“Poema vegetale”, come lo definisce la traduttrice Susanna Basso, il romanzo Spedizione al baobab della scrittrice sudafricana bianca Wilma Stockenström, cui è ispirato lo spettacolo, è stato scritto nel 1981 in afrikaans. Il racconto di una schiava che trova parola nella lingua stessa di chi quella sofferenza ha causato, nella lingua straniera dell’offesa. Pamela Villoresi incarna la protagonista che racconta il suo desiderio di opporre resistenza a una vita di violenze alle quali è stata “naturalmente” costretta. Lo spettacolo è il poetico monologo di una figura femminile della quale non si conosce il nome perché – dice – “pronuncio il mio nome e non significa nulla”.
L’albero, il mitico e simbolico baobab in cui la vecchia schiava alla fine della sua vita si rifugia, l’accoglie e la protegge: “Conosco l’interno del mio albero come un cieco casa sua, come si può conoscere qualcosa che è nostra soltanto, e come invece non ho mai conosciuto le capanne e le stanze in cui mi veniva ordinato di dormire”. Dietro le spalle c’è la schiavitù, con le facce e i corpi dei padroni che hanno tormentato la sua vita.
Le riflessioni della protagonista ci aiutano a pensare e ci spingono a indagare sulle schiavitù di oggi, sulle nuove forme di costrizione che continuano a negare la libertà e la dignità umana.
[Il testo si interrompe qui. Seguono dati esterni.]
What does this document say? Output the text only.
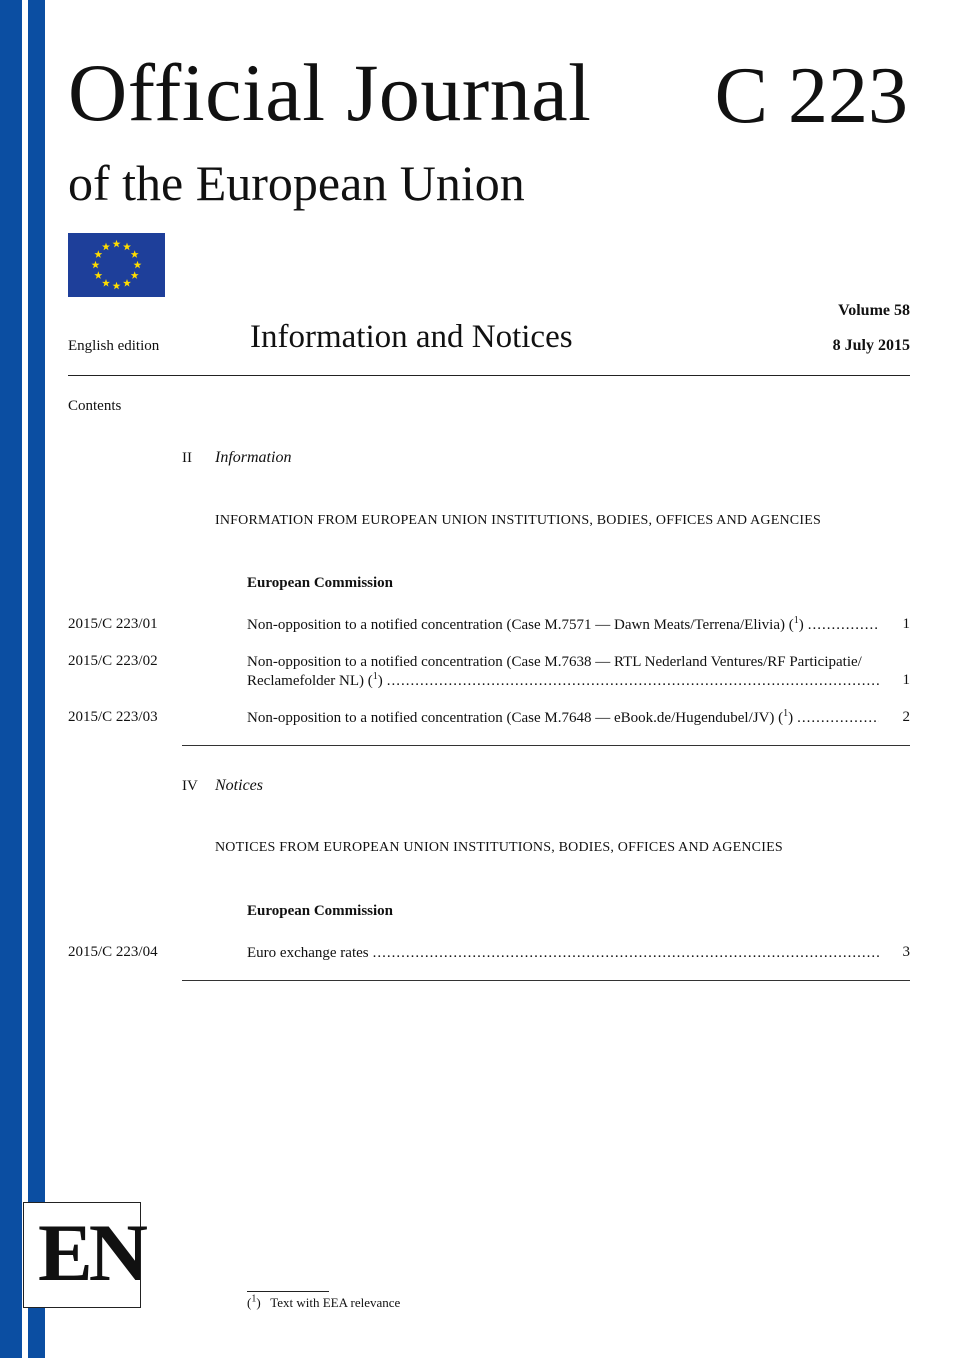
Official Journal C 223
of the European Union
Volume 58
English edition	Information and Notices	8 July 2015
Contents
II Information
INFORMATION FROM EUROPEAN UNION INSTITUTIONS, BODIES, OFFICES AND AGENCIES
European Commission
2015/C 223/01	Non-opposition to a notified concentration (Case M.7571 — Dawn Meats/Terrena/Elivia) ($^1$) .....	1
2015/C 223/02	Non-opposition to a notified concentration (Case M.7638 — RTL Nederland Ventures/RF Participatie/
Reclamefolder NL) ($^1$) .....	1
2015/C 223/03	Non-opposition to a notified concentration (Case M.7648 — eBook.de/Hugendubel/JV) ($^1$) .....	2
IV Notices
NOTICES FROM EUROPEAN UNION INSTITUTIONS, BODIES, OFFICES AND AGENCIES
European Commission
2015/C 223/04	Euro exchange rates .....	3
EN
($^1$)   Text with EEA relevance
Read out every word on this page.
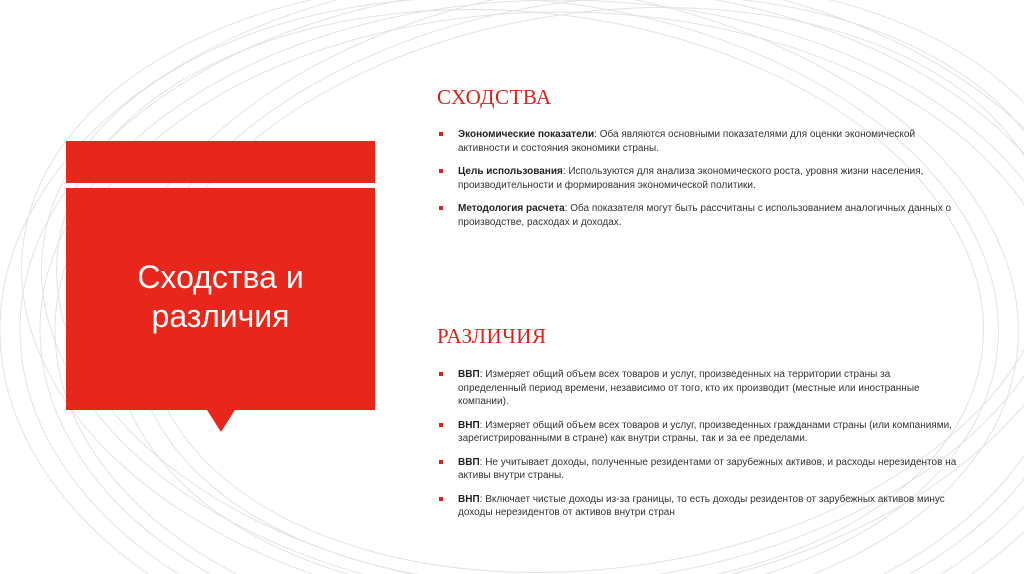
Сходства и
различия
СХОДСТВА
Экономические показатели: Оба являются основными показателями для оценки экономической активности и состояния экономики страны.
Цель использования: Используются для анализа экономического роста, уровня жизни населения, производительности и формирования экономической политики.
Методология расчета: Оба показателя могут быть рассчитаны с использованием аналогичных данных о производстве, расходах и доходах.
РАЗЛИЧИЯ
ВВП: Измеряет общий объем всех товаров и услуг, произведенных на территории страны за определенный период времени, независимо от того, кто их производит (местные или иностранные компании).
ВНП: Измеряет общий объем всех товаров и услуг, произведенных гражданами страны (или компаниями, зарегистрированными в стране) как внутри страны, так и за ее пределами.
ВВП: Не учитывает доходы, полученные резидентами от зарубежных активов, и расходы нерезидентов на активы внутри страны.
ВНП: Включает чистые доходы из-за границы, то есть доходы резидентов от зарубежных активов минус доходы нерезидентов от активов внутри стран
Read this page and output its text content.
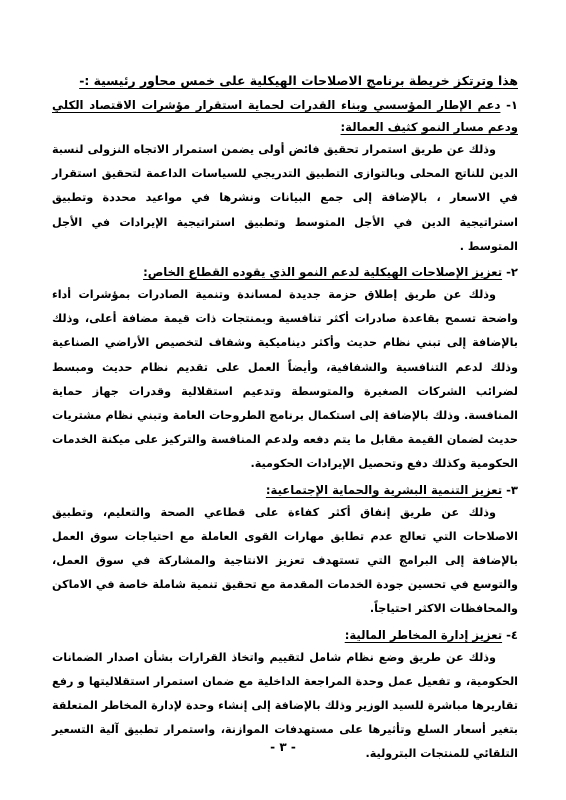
هذا وترتكز خريطة برنامج الاصلاحات الهيكلية على خمس محاور رئيسية :-

١- دعم الإطار المؤسسي وبناء القدرات لحماية استقرار مؤشرات الاقتصاد الكلي ودعم مسار النمو كثيف العمالة:

وذلك عن طريق استمرار تحقيق فائض أولى يضمن استمرار الاتجاه النزولى لنسبة الدين للناتج المحلى وبالتوازى التطبيق التدريجي للسياسات الداعمة لتحقيق استقرار في الاسعار ، بالإضافة إلى جمع البيانات ونشرها في مواعيد محددة وتطبيق استراتيجية الدين في الأجل المتوسط وتطبيق استراتيجية الإيرادات في الأجل المتوسط .

٢- تعزيز الإصلاحات الهيكلية لدعم النمو الذي يقوده القطاع الخاص:

وذلك عن طريق إطلاق حزمة جديدة لمساندة وتنمية الصادرات بمؤشرات أداء واضحة تسمح بقاعدة صادرات أكثر تنافسية وبمنتجات ذات قيمة مضافة أعلى، وذلك بالإضافة إلى تبني نظام حديث وأكثر ديناميكية وشفاف لتخصيص الأراضي الصناعية وذلك لدعم التنافسية والشفافية، وأيضاً العمل على تقديم نظام حديث ومبسط لضرائب الشركات الصغيرة والمتوسطة وتدعيم استقلالية وقدرات جهاز حماية المنافسة. وذلك بالإضافة إلى استكمال برنامج الطروحات العامة وتبني نظام مشتريات حديث لضمان القيمة مقابل ما يتم دفعه ولدعم المنافسة والتركيز على ميكنة الخدمات الحكومية وكذلك دفع وتحصيل الإيرادات الحكومية.

٣- تعزيز التنمية البشرية والحماية الإجتماعية:

وذلك عن طريق إنفاق أكثر كفاءة على قطاعي الصحة والتعليم، وتطبيق الاصلاحات التي تعالج عدم تطابق مهارات القوى العاملة مع احتياجات سوق العمل بالإضافة إلى البرامج التي تستهدف تعزيز الانتاجية والمشاركة في سوق العمل، والتوسع في تحسين جودة الخدمات المقدمة مع تحقيق تنمية شاملة خاصة في الاماكن والمحافظات الاكثر احتياجاً.

٤- تعزيز إدارة المخاطر المالية:

وذلك عن طريق وضع نظام شامل لتقييم واتخاذ القرارات بشأن اصدار الضمانات الحكومية، و تفعيل عمل وحدة المراجعة الداخلية مع ضمان استمرار استقلاليتها و رفع تقاريرها مباشرة للسيد الوزير وذلك بالإضافة إلى إنشاء وحدة لإدارة المخاطر المتعلقة بتغير أسعار السلع وتأثيرها على مستهدفات الموازنة، واستمرار تطبيق آلية التسعير التلقائي للمنتجات البترولية.

- ٣ -
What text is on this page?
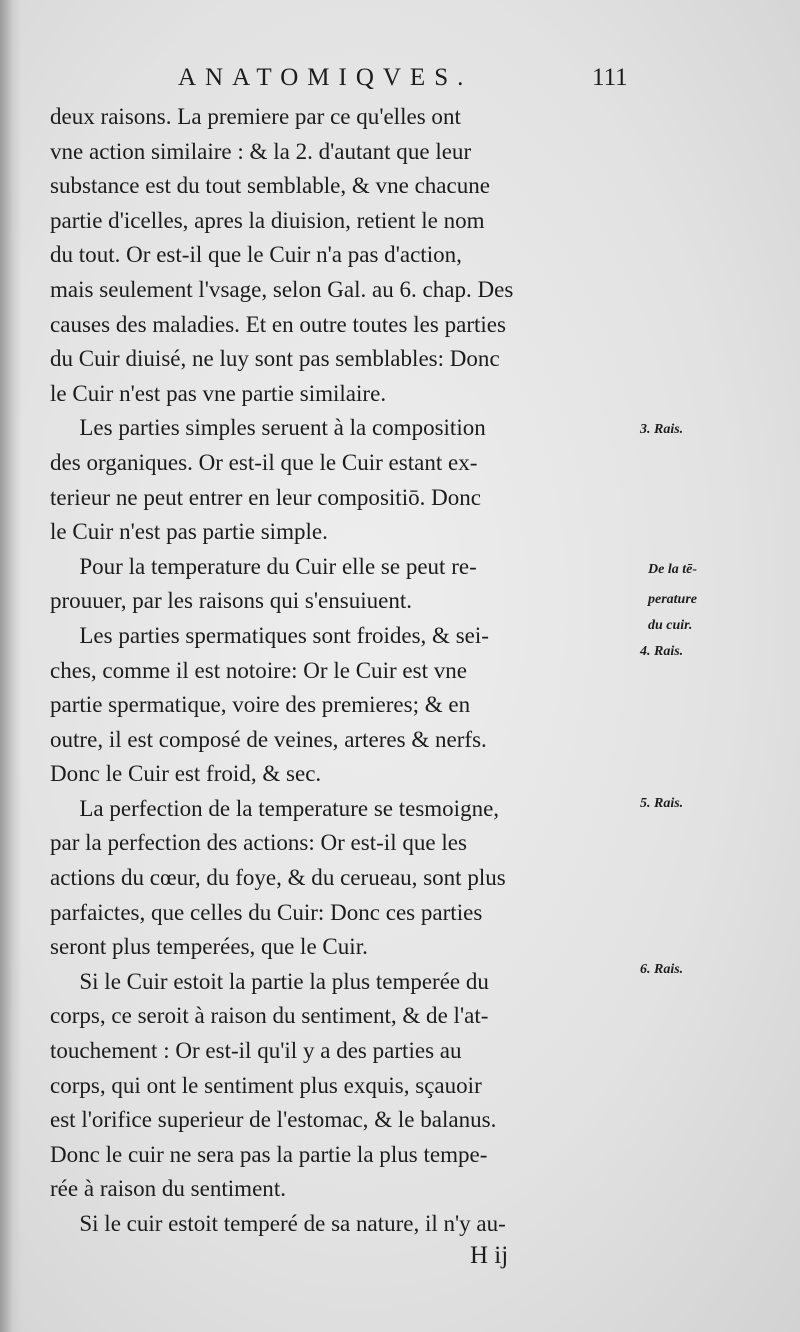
ANATOMIQVES.	111
deux raisons. La premiere par ce qu'elles ont
vne action similaire : & la 2. d'autant que leur
substance est du tout semblable, & vne chacune
partie d'icelles, apres la diuision, retient le nom
du tout. Or est-il que le Cuir n'a pas d'action,
mais seulement l'vsage, selon Gal. au 6. chap. Des
causes des maladies. Et en outre toutes les parties
du Cuir diuisé, ne luy sont pas semblables: Donc
le Cuir n'est pas vne partie similaire.
Les parties simples seruent à la composition
des organiques. Or est-il que le Cuir estant ex-
terieur ne peut entrer en leur compositiō. Donc
le Cuir n'est pas partie simple.
Pour la temperature du Cuir elle se peut re-
prouuer, par les raisons qui s'ensuiuent.
Les parties spermatiques sont froides, & sei-
ches, comme il est notoire: Or le Cuir est vne
partie spermatique, voire des premieres; & en
outre, il est composé de veines, arteres & nerfs.
Donc le Cuir est froid, & sec.
La perfection de la temperature se tesmoigne,
par la perfection des actions: Or est-il que les
actions du cœur, du foye, & du cerueau, sont plus
parfaictes, que celles du Cuir: Donc ces parties
seront plus temperées, que le Cuir.
Si le Cuir estoit la partie la plus temperée du
corps, ce seroit à raison du sentiment, & de l'at-
touchement : Or est-il qu'il y a des parties au
corps, qui ont le sentiment plus exquis, sçauoir
est l'orifice superieur de l'estomac, & le balanus.
Donc le cuir ne sera pas la partie la plus tempe-
rée à raison du sentiment.
Si le cuir estoit temperé de sa nature, il n'y au-
3. Rais.
De la tē-
perature
du cuir.
4. Rais.
5. Rais.
6. Rais.
H ij
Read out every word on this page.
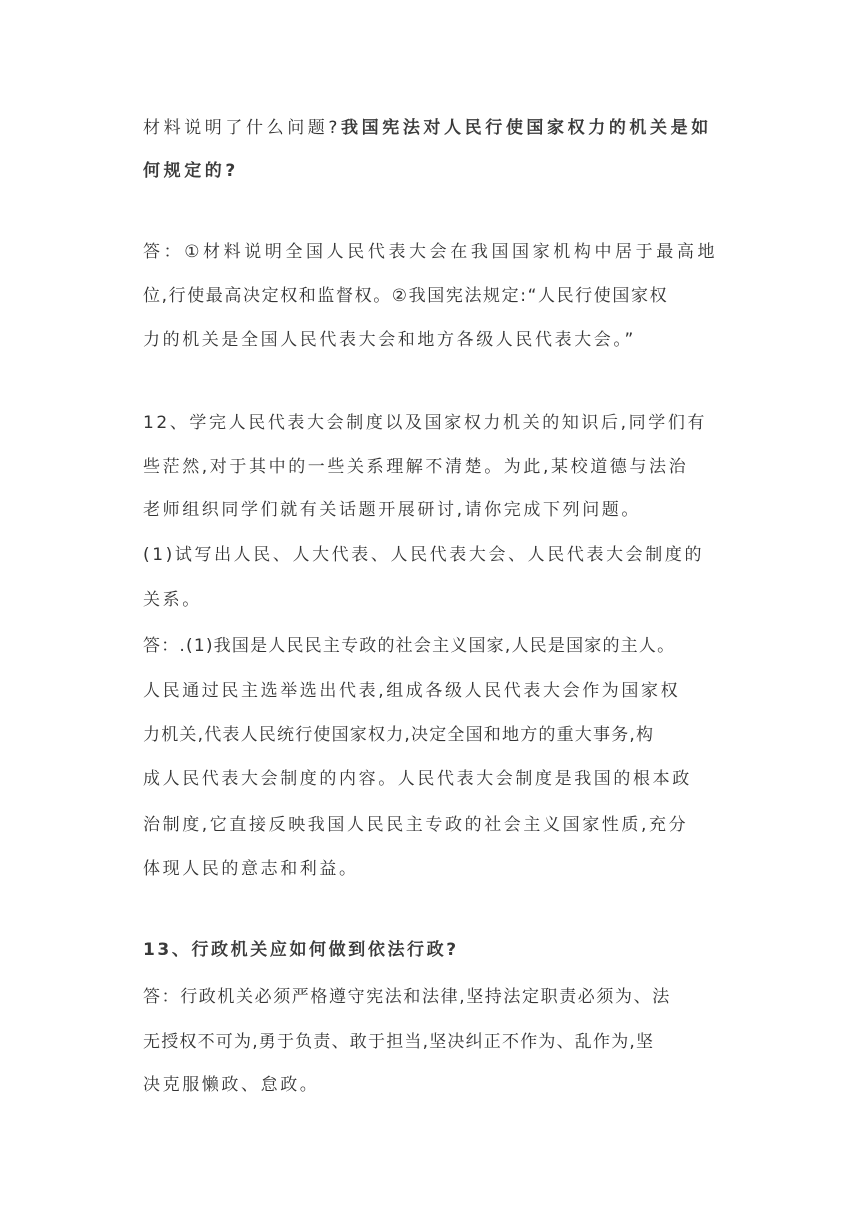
材料说明了什么问题?我国宪法对人民行使国家权力的机关是如
何规定的?
答：①材料说明全国人民代表大会在我国国家机构中居于最高地
位,行使最高决定权和监督权。②我国宪法规定:“人民行使国家权
力的机关是全国人民代表大会和地方各级人民代表大会。”
12、学完人民代表大会制度以及国家权力机关的知识后,同学们有
些茫然,对于其中的一些关系理解不清楚。为此,某校道德与法治
老师组织同学们就有关话题开展研讨,请你完成下列问题。
(1)试写出人民、人大代表、人民代表大会、人民代表大会制度的
关系。
答：.(1)我国是人民民主专政的社会主义国家,人民是国家的主人。
人民通过民主选举选出代表,组成各级人民代表大会作为国家权
力机关,代表人民统行使国家权力,决定全国和地方的重大事务,构
成人民代表大会制度的内容。人民代表大会制度是我国的根本政
治制度,它直接反映我国人民民主专政的社会主义国家性质,充分
体现人民的意志和利益。
13、行政机关应如何做到依法行政?
答：行政机关必须严格遵守宪法和法律,坚持法定职责必须为、法
无授权不可为,勇于负责、敢于担当,坚决纠正不作为、乱作为,坚
决克服懒政、怠政。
Diversi i piani narrativi: parole, immagini e musiche, eseguite dal vivo da Baba Sissoko, griot maliano chiamato a intonare un solo grande “canto corale di libertà”. La regia di Gigi Di Luca esalta il rapporto tra musica etnica e parola, linguaggi essenziali per un recupero dell’identità collettiva, attraverso i codici della tradizione popolare che si rifrangono nelle forme del contemporaneo.